We bought shoes. We ate lunch. We talked.
“Mom, will you ever run out of ideas of things to write about?”
I laughed: “No, never.”
“Because there is always something happening in life; there is always a story to tell and a lesson to learn.”
We met up with our passenger and made our way home. The chatter and the energy of a 16-year-old girl are much lighter compared to the quiet, sulkiness of teen boys. My son joined in as our conversation shifted to music and hip-hop artists. We dropped her off at her destination and headed home.
Later that evening, I had to pick up my older son in Belmont; he was there watching his friend play in a basketball tournament. As I sat in the car, outside the gym, I texted him to let him know I was parked and waiting for him.

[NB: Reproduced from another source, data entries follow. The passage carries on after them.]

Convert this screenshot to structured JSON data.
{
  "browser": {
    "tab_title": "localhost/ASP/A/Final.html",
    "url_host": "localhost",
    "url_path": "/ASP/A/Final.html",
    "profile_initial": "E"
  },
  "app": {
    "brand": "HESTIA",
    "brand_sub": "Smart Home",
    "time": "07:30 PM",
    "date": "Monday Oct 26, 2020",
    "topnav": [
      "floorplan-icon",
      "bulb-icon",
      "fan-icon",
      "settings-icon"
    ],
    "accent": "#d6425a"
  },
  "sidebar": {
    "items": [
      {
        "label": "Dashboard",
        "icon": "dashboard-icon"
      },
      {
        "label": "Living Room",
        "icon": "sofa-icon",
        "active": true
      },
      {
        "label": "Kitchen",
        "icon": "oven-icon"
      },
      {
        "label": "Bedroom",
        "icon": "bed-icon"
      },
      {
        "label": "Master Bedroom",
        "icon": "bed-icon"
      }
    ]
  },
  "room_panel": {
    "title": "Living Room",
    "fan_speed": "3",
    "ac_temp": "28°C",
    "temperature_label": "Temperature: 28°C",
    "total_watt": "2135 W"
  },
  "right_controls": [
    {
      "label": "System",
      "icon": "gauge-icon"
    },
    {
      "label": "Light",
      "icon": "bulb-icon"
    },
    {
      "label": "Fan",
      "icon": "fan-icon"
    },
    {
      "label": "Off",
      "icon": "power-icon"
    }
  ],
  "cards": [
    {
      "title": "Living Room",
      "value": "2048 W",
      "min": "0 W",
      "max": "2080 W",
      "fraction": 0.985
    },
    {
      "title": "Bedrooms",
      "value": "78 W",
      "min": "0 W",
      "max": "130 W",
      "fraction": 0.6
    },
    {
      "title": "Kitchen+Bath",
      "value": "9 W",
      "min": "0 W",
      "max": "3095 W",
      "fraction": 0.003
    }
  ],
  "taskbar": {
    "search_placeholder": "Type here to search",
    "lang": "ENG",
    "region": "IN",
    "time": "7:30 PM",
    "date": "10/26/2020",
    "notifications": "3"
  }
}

When he arrived at the car, the car wouldn’t start. I was driving my Mom’s car and since it hadn’t been driven in a while, the battery died.
My heart raced. I felt a wave of panic. I wasn’t sure what to do.
As I sat trying to start the car, two men, coming out of the basketball game, heard me trying to turn the engine. They were kind enough to pop the hood and give the car a jump start. The car was running in a matter of minutes. I was grateful for their help.
When we got home, I asked my younger son if he remembered our discussion earlier that morning, about helping others. He did.
I asked if he remembered our discussion about things to write about. He did.
I told him about the car trouble and how I had received help from two strangers, now friends: Jigor and Sam.
His eyes widened. He understood.
“Karma, Mom. It was karma. What goes around, comes around.”
I can plant and nurture the seeds; the learning and growth come from him.
I am just glad to see it taking root.